From a non-biblical perspective, what about all those people who never get to read the Bible, or who were born before the Bible was formed, or who were born before Jesus? If Jesus is the only sufficient revelation of God to the world, how could anyone besides those present in the time of Jesus, living in Palestine, have ever encountered God? And yet, we know from experience that there is Someone speaking into all of us. We're able to recognize that Inner Light within ourselves and each other, if we allow our spiritual eyes and ears to be opened to and by the Spirit. This is revelation. This is where our spirits come into contact with a Spirit we can know and recognize, who remains hidden and mysterious but also fully known, and makes us known and hidden to one another. This could (and does) happen whether someone knows anything about the biblical Jesus or not.
So that might worry some Evangelical Friends, so now it's time to worry some liberal Friends... =)
If the Confessional statement means Jesus is the only revelation of God that is sufficient to do a specific work of God in the world, I think it might be closer to the truth. We have this kind of belief in our own Quaker history: "There is one, even Christ Jesus, who can speak to thy condition," were the words which George Fox heard which began Quakerism.
There is ONE.
Yes, maybe we can know Jesus without knowing that's his name. Yes, maybe we can be part of God's saving grace and reconciling, just, merciful, peaceful power without knowing it is somehow through the life, death and resurrection of Jesus that we are able to participate in this relationship with God. But I believe that through Jesus, God accomplished something of God's will on earth that couldn't have been accomplished by any of the rest of us going through the same exact motions. Because of Jesus we can be reconciled to God and know God in a way that we couldn't otherwise.

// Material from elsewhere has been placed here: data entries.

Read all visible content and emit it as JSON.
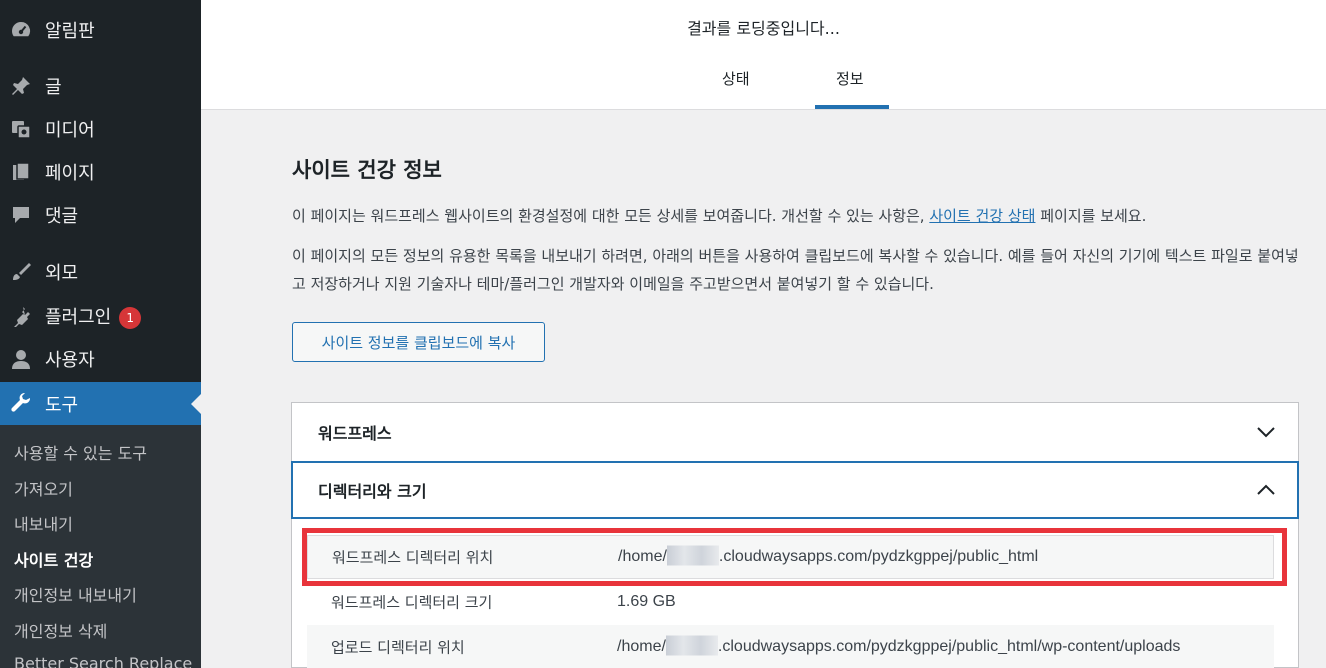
{
  "sidebar": {
    "items": [
      {
        "label": "알림판",
        "icon": "dashboard-icon"
      },
      {
        "label": "글",
        "icon": "pin-icon"
      },
      {
        "label": "미디어",
        "icon": "media-icon"
      },
      {
        "label": "페이지",
        "icon": "page-icon"
      },
      {
        "label": "댓글",
        "icon": "comment-icon"
      },
      {
        "label": "외모",
        "icon": "brush-icon"
      },
      {
        "label": "플러그인",
        "icon": "plugin-icon",
        "badge": "1"
      },
      {
        "label": "사용자",
        "icon": "user-icon"
      },
      {
        "label": "도구",
        "icon": "wrench-icon",
        "active": true
      }
    ],
    "submenu": [
      {
        "label": "사용할 수 있는 도구"
      },
      {
        "label": "가져오기"
      },
      {
        "label": "내보내기"
      },
      {
        "label": "사이트 건강",
        "current": true
      },
      {
        "label": "개인정보 내보내기"
      },
      {
        "label": "개인정보 삭제"
      },
      {
        "label": "Better Search Replace"
      }
    ]
  },
  "header": {
    "loading": "결과를 로딩중입니다...",
    "tabs": [
      {
        "label": "상태"
      },
      {
        "label": "정보",
        "active": true
      }
    ]
  },
  "main": {
    "title": "사이트 건강 정보",
    "para1_text": "이 페이지는 워드프레스 웹사이트의 환경설정에 대한 모든 상세를 보여줍니다. 개선할 수 있는 사항은, ",
    "para1_link": "사이트 건강 상태",
    "para1_tail": " 페이지를 보세요.",
    "para2": "이 페이지의 모든 정보의 유용한 목록을 내보내기 하려면, 아래의 버튼을 사용하여 클립보드에 복사할 수 있습니다. 예를 들어 자신의 기기에 텍스트 파일로 붙여넣고 저장하거나 지원 기술자나 테마/플러그인 개발자와 이메일을 주고받으면서 붙여넣기 할 수 있습니다.",
    "copy_button": "사이트 정보를 클립보드에 복사",
    "sections": [
      {
        "title": "워드프레스",
        "expanded": false
      },
      {
        "title": "디렉터리와 크기",
        "expanded": true
      }
    ],
    "rows": [
      {
        "key": "워드프레스 디렉터리 위치",
        "value_prefix": "/home/",
        "value_suffix": ".cloudwaysapps.com/pydzkgppej/public_html"
      },
      {
        "key": "워드프레스 디렉터리 크기",
        "value_prefix": "1.69 GB",
        "value_suffix": ""
      },
      {
        "key": "업로드 디렉터리 위치",
        "value_prefix": "/home/",
        "value_suffix": ".cloudwaysapps.com/pydzkgppej/public_html/wp-content/uploads"
      }
    ]
  },
  "colors": {
    "sidebar_bg": "#1d2327",
    "accent": "#2271b1",
    "highlight": "#e8343b",
    "badge": "#d63638"
  }
}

This gets a little fuzzy, however, because I also believe that people before Jesus' time were able to be in relationship with God. Obviously if we believe any part of the Bible, God was interacting with people and making God's self known to them in the Hebrew Scriptures. God's same character of a God who is interested in justice, mercy, grace, forgiveness, love and reconciliation is apparent in the Hebrew Scriptures (the Christian Old Testament) in powerful ways that tell us things about who God is that would be hard for us to know if we only had the New Testament. I guess this is because God is outside of time, and although God chooses to act and relate to us in time, God knows what's going to happen and presumably could use the redemptive, reconciling power that was going to be worked "later" (in time) for those in the "present" (the time before Jesus came).
I think that's enough for today. Maybe for the next few days I'll tackle the Bible, the Holy Spirit as a witness to Christ, and the question as to whether revelation is closed, or continues to be open.